Han pasado los años. En la memoria, su rostro juvenil, invariable y su horizonte pletórico de sueños, vividos entonces como una verdad pendiente. Le recuerdo en aquella mañana de verano, jóvenes, tendidos a la luz de agosto en los sillones de mimbre del casino: –"Quiero ir a Madrid y matricularme en la Escuela de Arte Dramático", me dijo. Tiempo después le vi en Santiago cursando –tradición familiar– la carrera que no quería y que tal vez nunca acabó. Entre aquella imagen y la noticia de su muerte pasaron muchos años, casi su vida entera.
De él me quedan retazos de una memoria en blanco y negro –Kodak 36 exposiciones, retina de una Minolta–, momentos fugaces que son ahora mosaico inconexo, testimonio arbitrario del pasado.
Ambos, por caminos distintos, nos fuimos a vivir fuera de Galicia. Las noticias sobre él, instantáneas de una existencia bohemia, me llegaban siempre lejanas, casi nunca alentadoras. Volvió para instalarse en Vigo, supe de su estancia y trabajo en nuestra ciudad de mano de un buen amigo común. Inquieto e inconforme, inconstante tal vez, se fue poco antes de llegar yo de vuelta a Galicia, y en ese cruce de caminos no fue posible el reencuentro.

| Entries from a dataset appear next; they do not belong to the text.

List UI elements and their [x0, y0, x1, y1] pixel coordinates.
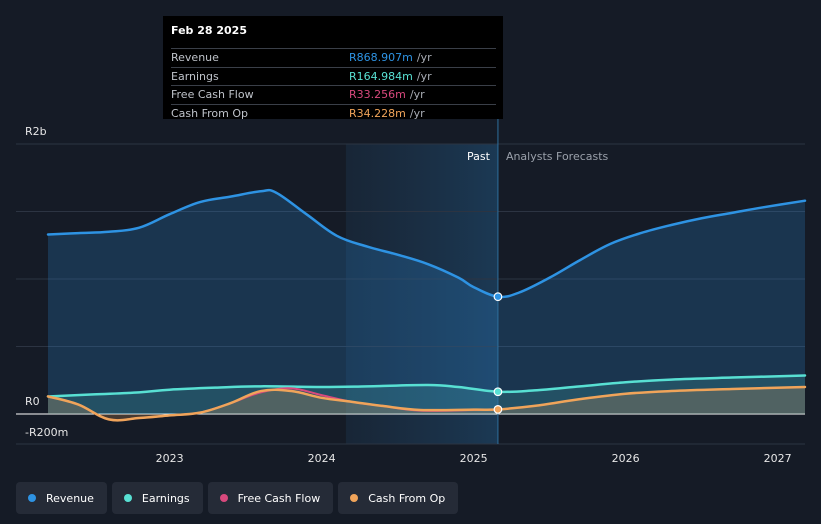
tooltip-unit: /yr — [409, 106, 425, 120]
tooltip-row-free-cash-flow: Free Cash Flow R33.256m /yr — [171, 85, 496, 104]
x-tick-label: 2027 — [764, 452, 792, 465]
legend-label: Earnings — [141, 491, 190, 505]
tooltip-label: Earnings — [171, 69, 219, 83]
tooltip-unit: /yr — [409, 88, 425, 102]
y-tick-label: R2b — [25, 125, 47, 138]
legend-label: Cash From Op — [368, 491, 446, 505]
tooltip-label: Revenue — [171, 51, 219, 65]
x-tick-label: 2026 — [612, 452, 640, 465]
y-tick-label: -R200m — [25, 426, 68, 439]
legend-item-revenue[interactable]: Revenue — [16, 482, 107, 514]
x-tick-label: 2023 — [156, 452, 184, 465]
legend-dot-icon — [123, 494, 132, 502]
legend-dot-icon — [350, 494, 359, 502]
data-tooltip: Feb 28 2025 Revenue R868.907m /yr Earnin… — [163, 16, 503, 120]
series-line-revenue — [46, 188, 807, 299]
legend-label: Revenue — [46, 491, 94, 505]
tooltip-label: Cash From Op — [171, 106, 249, 120]
marker-earnings — [493, 387, 503, 397]
legend-dot-icon — [219, 494, 228, 502]
tooltip-value: R164.984m — [349, 69, 413, 83]
series-line-earnings — [46, 374, 807, 398]
legend-item-free-cash-flow[interactable]: Free Cash Flow — [207, 482, 334, 514]
legend-dot-icon — [28, 494, 36, 502]
tooltip-row-revenue: Revenue R868.907m /yr — [171, 48, 496, 67]
forecast-label: Analysts Forecasts — [506, 150, 609, 163]
area-revenue — [48, 190, 805, 414]
tooltip-value: R33.256m — [349, 88, 406, 102]
tooltip-value: R868.907m — [349, 51, 413, 65]
series-line-cash_from_op — [46, 385, 807, 422]
legend-item-cash-from-op[interactable]: Cash From Op — [338, 482, 459, 514]
tooltip-label: Free Cash Flow — [171, 88, 254, 102]
tooltip-row-earnings: Earnings R164.984m /yr — [171, 66, 496, 86]
legend-label: Free Cash Flow — [237, 491, 321, 505]
tooltip-unit: /yr — [416, 51, 432, 65]
past-region — [345, 144, 498, 444]
x-tick-label: 2024 — [308, 452, 336, 465]
tooltip-value: R34.228m — [349, 106, 406, 120]
area-earnings — [48, 375, 805, 414]
tooltip-unit: /yr — [416, 69, 432, 83]
tooltip-row-cash-from-op: Cash From Op R34.228m /yr — [171, 103, 496, 123]
past-label: Past — [467, 150, 491, 163]
tooltip-date: Feb 28 2025 — [171, 24, 247, 37]
chart-legend: Revenue Earnings Free Cash Flow Cash Fro… — [16, 482, 459, 514]
x-tick-label: 2025 — [460, 452, 488, 465]
marker-cash_from_op — [493, 405, 503, 414]
legend-item-earnings[interactable]: Earnings — [111, 482, 203, 514]
y-tick-label: R0 — [25, 395, 40, 408]
marker-revenue — [493, 292, 503, 302]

Al parecer, no había abandonado aquel deseo de ser actor, el sueño de su vida, el que inesperadamente me reveló aquella mañana de agosto. Me cuentan que aún en la madurez rondaba los estudios de televisión a la busca y espera de una oportunidad, un hueco, si acaso como mero figurante, decorado humano en alguna serie. No había renunciado al punto de partida.
Cuántas oportunidades en su vida habrán pasado de largo sin acudirle, cuántas desaparecidas para siempre tras el filo de un horizonte que todo lo devora, como el tiempo. Es la vida a veces naufragio amargo de sueños. Somos, al final, el pecio de algún sueño secretamente cultivado y secretamente naufragado que dormita en el fondo abismal de la conciencia. Decía Unamuno, en un desconsolado soneto, que la vida avanza y se defiende soñando, pero será la lumbre crepuscular la que nos revele que "toda vida a la postre es un fracaso".
Cansado de bracear en un océano incierto, espeso y sin orillas, apareció sin vida en aquel recóndito arenal urbano de su último hospedaje.
El telón final cayó antes de que pudiera salir a escena. Aquella noche lo hizo de entre los bastidores del sueño de la vida al escenario real de la muerte para recitar, desde el proscenio, el monólogo del silencio eterno. Pero su voz me sigue hablando como aquella mañana en la que la clara luz de agosto atrapó para siempre nuestra juventud. Entonces, aún estábamos en tierra firme.